Como visto, as sufragistas brasileiras na década de 1920 eram em número reduzido, mas conquistaram o direito de voto e patrocinaram o projeto de Estatuto da Mulher. Nas décadas de 1950-1960 a mobilização para o Estatuto da Mulher Casada envolveu poucas mulheres, notadamente Romy Medeiros da Fonseca e Orminda Bastos no Instituto dos Advogados Brasileiros, e mais os parlamentares que apoiavam o projeto. Embora o feminismo da década de 1970 tenha sido intenso, a luta por mudanças jurídicas na esfera cível foi capitaneada por poucas mulheres, como Silvia Pimentel e Florisa Verucci, que procuravam aprovar o Estatuto da Mulher. A mobilização para a Assembleia Constituinte na década de 1980 parece ter envolvido mais mulheres, mas, mesmo assim, as lideranças não parecem ter chegado à centena.

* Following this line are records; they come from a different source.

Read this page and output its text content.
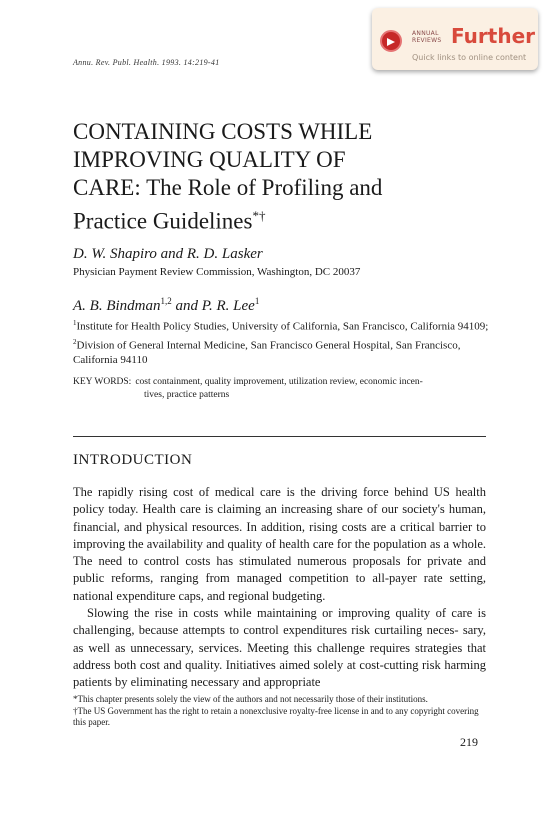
ANNUAL
REVIEWS Further
Quick links to online content
Annu. Rev. Publ. Health. 1993. 14:219-41
CONTAINING COSTS WHILE
IMPROVING QUALITY OF
CARE: The Role of Profiling and
Practice Guidelines*†
D. W. Shapiro and R. D. Lasker
Physician Payment Review Commission, Washington, DC 20037
A. B. Bindman$^{1,2}$ and P. R. Lee$^1$
$^1$Institute for Health Policy Studies, University of California, San Francisco, California 94109; $^2$Division of General Internal Medicine, San Francisco General Hospital, San Francisco, California 94110
KEY WORDS: cost containment, quality improvement, utilization review, economic incen-
tives, practice patterns
INTRODUCTION

The rapidly rising cost of medical care is the driving force behind US health policy today. Health care is claiming an increasing share of our society's human, financial, and physical resources. In addition, rising costs are a critical barrier to improving the availability and quality of health care for the population as a whole. The need to control costs has stimulated numerous proposals for private and public reforms, ranging from managed competition to all-payer rate setting, national expenditure caps, and regional budgeting.

Slowing the rise in costs while maintaining or improving quality of care is challenging, because attempts to control expenditures risk curtailing neces- sary, as well as unnecessary, services. Meeting this challenge requires strategies that address both cost and quality. Initiatives aimed solely at cost-cutting risk harming patients by eliminating necessary and appropriate

*This chapter presents solely the view of the authors and not necessarily those of their institutions.
†The US Government has the right to retain a nonexclusive royalty-free license in and to any copyright covering this paper.
219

Não se pode negar, portanto, que tanto sufragistas quanto as mulheres que lutaram para a mudança dos demais dispositivos legais que as sufragistas apontaram como necessários para igualar direitos entre homens e mulheres, formavam grupos pequenos. Esses grupos souberam aproveitar oportunidades e contatos pessoais, e utilizar meios de comunicação para ampliar sua voz e promover mudanças efetivas na situação das mulheres brasileiras.